Bewegungsmangel: Der stille Feind der modernen Gesundheit
1. Was ist ein Bewegungsmangel?
Ein Bewegungsmangel (oder körperliche Inaktivität) beschreibt einen Lebensstil, der durch mangelnde Bewegung und minimalen Energieverbrauch gekennzeichnet ist. Eine Person gilt als bewegungsarm, wenn sie den Großteil des Tages sitzend oder liegend verbringt (sei es bei der Arbeit, beim Studium oder in der Freizeit) und nicht die von der Weltgesundheitsorganisation (WHO) empfohlene Mindestmenge an körperlicher Aktivität erreicht, die mindestens 150 Minuten moderate Aktivität pro Woche beträgt.
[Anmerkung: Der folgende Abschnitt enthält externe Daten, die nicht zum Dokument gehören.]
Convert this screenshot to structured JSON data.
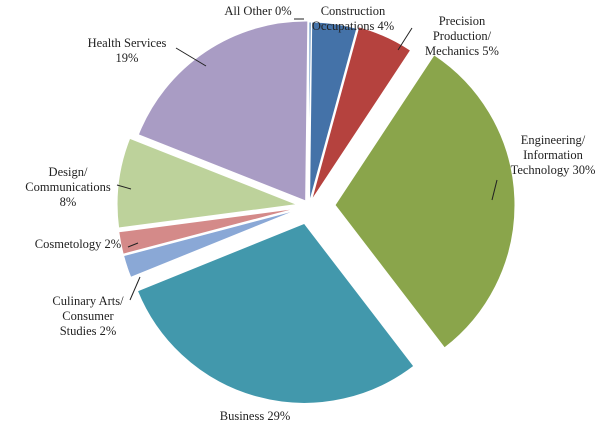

Bewegungsmangel gilt heute als ernsthafte gesellschaftliche Geißel und steht in engem Zusammenhang mit dem Auftreten chronischer Krankheiten wie Adipositas, Typ-2-Diabetes und Herz-Kreislauf-Erkrankungen.
2. Die Hauptursachen für Inaktivität
Der Übergang zu einem Bewegungsmangel ist fast nie eine bewusste Entscheidung, sondern vielmehr das Ergebnis der Entwicklung der modernen Gesellschaft. Zu den Hauptursachen zählen:
Digitalisierung und Büroarbeit: Viele Tätigkeiten werden heutzutage vor einem Bildschirm ausgeführt. Smart-Home-Arbeit und lange Stunden am Schreibtisch haben die tägliche Bewegung stark reduziert.